Targeted therapy, which targets specific genes or proteins that help cancer cells grow, has been another major advancement, as such treatments cause less damage to healthy cells and come with fewer side effects.

“Staying on treatment longer allows patients to live longer, and these less toxic treatments allow more sequences of therapy,” said Dr. Christopher Flowers, head of cancer medicine at MD Anderson Cancer Center in Houston, who wasn’t involved in the report.

Flowers said targeted therapies and immunotherapies have improved survival outcomes for lung cancer, which kills more people than any other cancer in the U.S. The five-year survival rate for regional lung cancer — which is found in the lung and nearby structures or lymph nodes — is now 37%, up from 20% in the mid-1990s.

However, further progress could be made by addressing major risk factors for cancer, said Dr. Clark Gamblin, a gastrointestinal surgeon at the Huntsman Cancer Institute and chief of surgical oncology at the University of Utah.

“Our country has an epidemic of obesity, and cancers follow that,” said Gamblin, who wasn’t involved in the report. “So we’re not winning on every front.”

Colorectal cancer rates are rising in people under age 50, and overall breast cancer rates are rising among women. Obesity can be a risk factor for both cancers.

Overall, the American Cancer Society estimates there will be more than 626,000 cancer deaths and more than 2.1 million newly diagnosed cases in the U.S. this year.

Siegel said she is concerned about scientists’ ability to study new methods of prevention, detection and treatment, given recent cuts to cancer research by the Trump administration. An analysis from Democrats on the Senate Health, Education, Labor, and Pensions Committee found a 31% decline in cancer research grant funding in the first three months of 2025, compared with the same period in 2024.

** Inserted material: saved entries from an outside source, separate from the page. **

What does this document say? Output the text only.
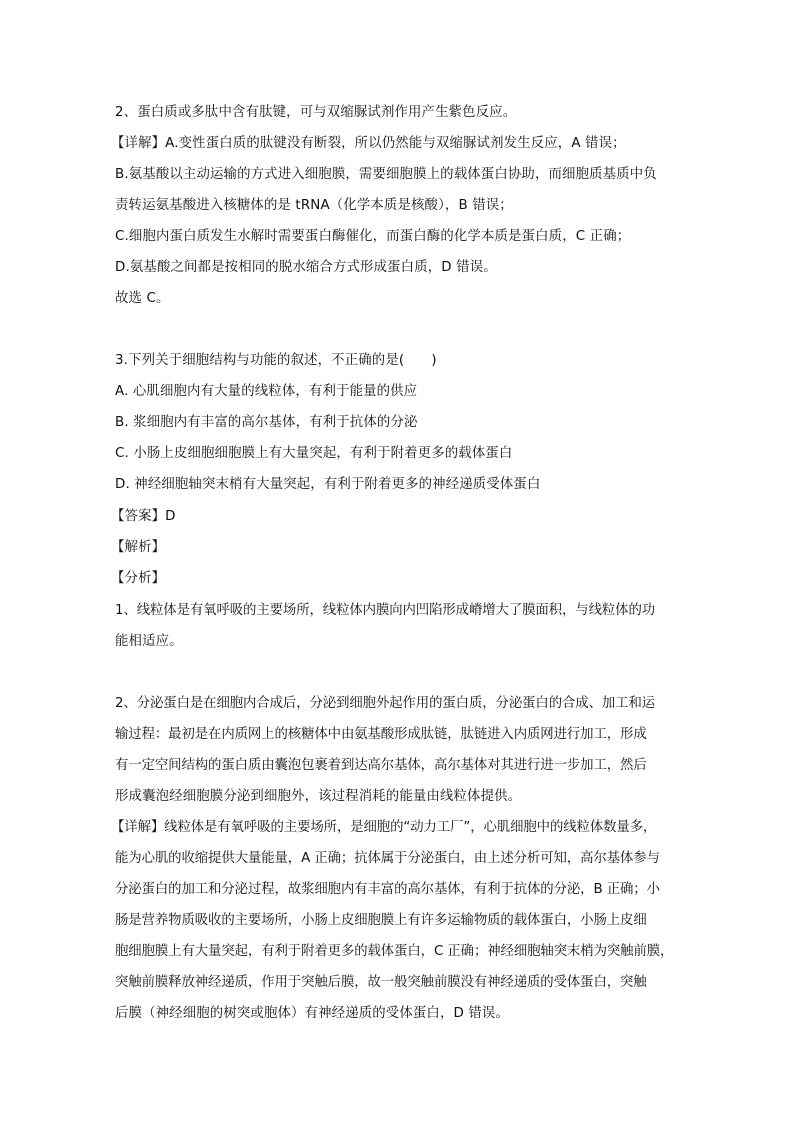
2、蛋白质或多肽中含有肽键，可与双缩脲试剂作用产生紫色反应。
【详解】A.变性蛋白质的肽键没有断裂，所以仍然能与双缩脲试剂发生反应，A 错误；
B.氨基酸以主动运输的方式进入细胞膜，需要细胞膜上的载体蛋白协助，而细胞质基质中负
责转运氨基酸进入核糖体的是 tRNA（化学本质是核酸），B 错误；
C.细胞内蛋白质发生水解时需要蛋白酶催化，而蛋白酶的化学本质是蛋白质，C 正确；
D.氨基酸之间都是按相同的脱水缩合方式形成蛋白质，D 错误。
故选 C。
3.下列关于细胞结构与功能的叙述，不正确的是(　　)
A. 心肌细胞内有大量的线粒体，有利于能量的供应
B. 浆细胞内有丰富的高尔基体，有利于抗体的分泌
C. 小肠上皮细胞细胞膜上有大量突起，有利于附着更多的载体蛋白
D. 神经细胞轴突末梢有大量突起，有利于附着更多的神经递质受体蛋白
【答案】D
【解析】
【分析】
1、线粒体是有氧呼吸的主要场所，线粒体内膜向内凹陷形成嵴增大了膜面积，与线粒体的功
能相适应。
2、分泌蛋白是在细胞内合成后，分泌到细胞外起作用的蛋白质，分泌蛋白的合成、加工和运
输过程：最初是在内质网上的核糖体中由氨基酸形成肽链，肽链进入内质网进行加工，形成
有一定空间结构的蛋白质由囊泡包裹着到达高尔基体，高尔基体对其进行进一步加工，然后
形成囊泡经细胞膜分泌到细胞外，该过程消耗的能量由线粒体提供。
【详解】线粒体是有氧呼吸的主要场所，是细胞的“动力工厂”，心肌细胞中的线粒体数量多，
能为心肌的收缩提供大量能量，A 正确；抗体属于分泌蛋白，由上述分析可知，高尔基体参与
分泌蛋白的加工和分泌过程，故浆细胞内有丰富的高尔基体，有利于抗体的分泌，B 正确；小
肠是营养物质吸收的主要场所，小肠上皮细胞膜上有许多运输物质的载体蛋白，小肠上皮细
胞细胞膜上有大量突起，有利于附着更多的载体蛋白，C 正确；神经细胞轴突末梢为突触前膜，
突触前膜释放神经递质，作用于突触后膜，故一般突触前膜没有神经递质的受体蛋白，突触
后膜（神经细胞的树突或胞体）有神经递质的受体蛋白，D 错误。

“Other threats to progress are the enormous gap that we see in the cancer burden in people of color, specifically Native American people and Black people,” Siegel said.

The same populations are among the most affected by the expiration of Affordable Care Act insurance subsidies, which could reduce access to cancer drugs, Siegel said.

Disruptions to cancer screening during the Covid pandemic could also have further effects, including late-stage diagnoses.

“The screening for [asymptomatic] cancer largely stopped during that time period, and I don’t know that we’ve seen the tail of that yet,” Gamblin said.